6. A method of monitoring the quantity of a bacterial or fungal target associated with sepsis over time and/or at different loci, comprising performing a method according to any one of the preceding claims, further comprising determining the quantity of a target at a first point in time (to) and at least one or more points in time (ti to t_n), and/or comprising determining the quantity of a target at a first site (loco) and at least one or more sites

7. A method according to any of the preceding claims, wherein the obtained targets are further subjected to any of the method steps as defined in Figures 4, 6-12, 14-20, and 22- 27.

8. A method according to any of the preceding claims, wherein the period from the provision of enriched targets to characterization of said targets takes from 5 minutes to 72 hours, from 10 minutes to 72 hours, from 15 minutes to 72 hours, from 30 minutes to 72 hours, from 45 minutes to 72 hours, or from 60 minutes to 72 hours, or from 1 to 60 hours.
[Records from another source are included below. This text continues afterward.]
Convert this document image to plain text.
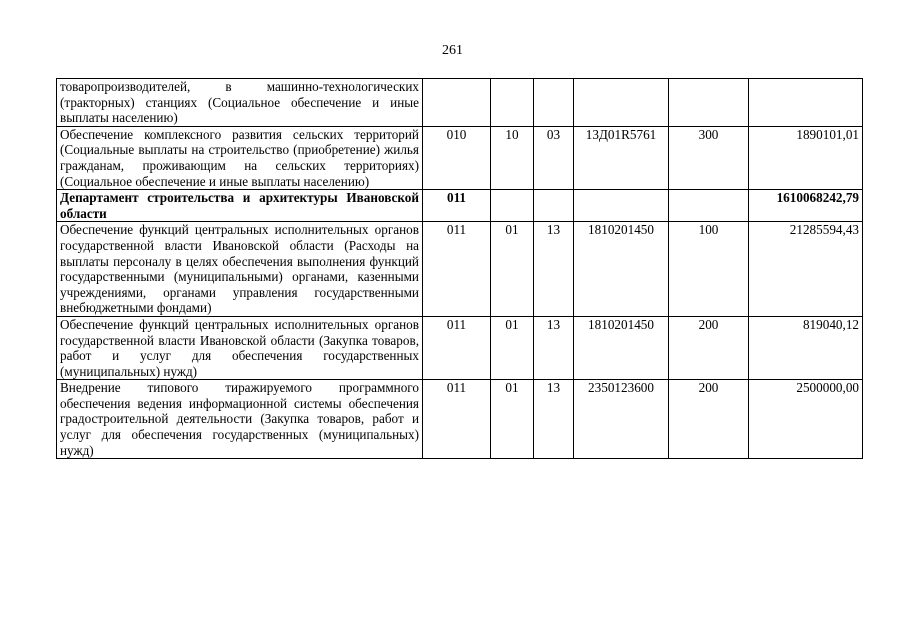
261
товаропроизводителей, в машинно-технологических (тракторных) станциях (Социальное обеспечение и иные выплаты населению)						
Обеспечение комплексного развития сельских территорий (Социальные выплаты на строительство (приобретение) жилья гражданам, проживающим на сельских территориях) (Социальное обеспечение и иные выплаты населению)	010	10	03	13Д01R5761	300	1890101,01
Департамент строительства и архитектуры Ивановской области	011					1610068242,79
Обеспечение функций центральных исполнительных органов государственной власти Ивановской области (Расходы на выплаты персоналу в целях обеспечения выполнения функций государственными (муниципальными) органами, казенными учреждениями, органами управления государственными внебюджетными фондами)	011	01	13	1810201450	100	21285594,43
Обеспечение функций центральных исполнительных органов государственной власти Ивановской области (Закупка товаров, работ и услуг для обеспечения государственных (муниципальных) нужд)	011	01	13	1810201450	200	819040,12
Внедрение типового тиражируемого программного обеспечения ведения информационной системы обеспечения градостроительной деятельности (Закупка товаров, работ и услуг для обеспечения государственных (муниципальных) нужд)	011	01	13	2350123600	200	2500000,00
9. A kit comprising the sampling device or probe as defined in the preceding claims, optionally further comprising instruction manuals for use of said sampling device and/or washing buffers, and/or devices required for post-enrichment analysis of bound target comprising chemicals selected from the group comprising antibodies and/or nucleic acids specific for a target, and/or devices for optical detection, analysis and/or measurement.

10. A method according to any one of the preceding claims, wherein the sampling probe comprises at least two separate regions, wherein each region carries different types of capture molecules, and optionally at least one further negative-control region that does not carry and type of capture molecule.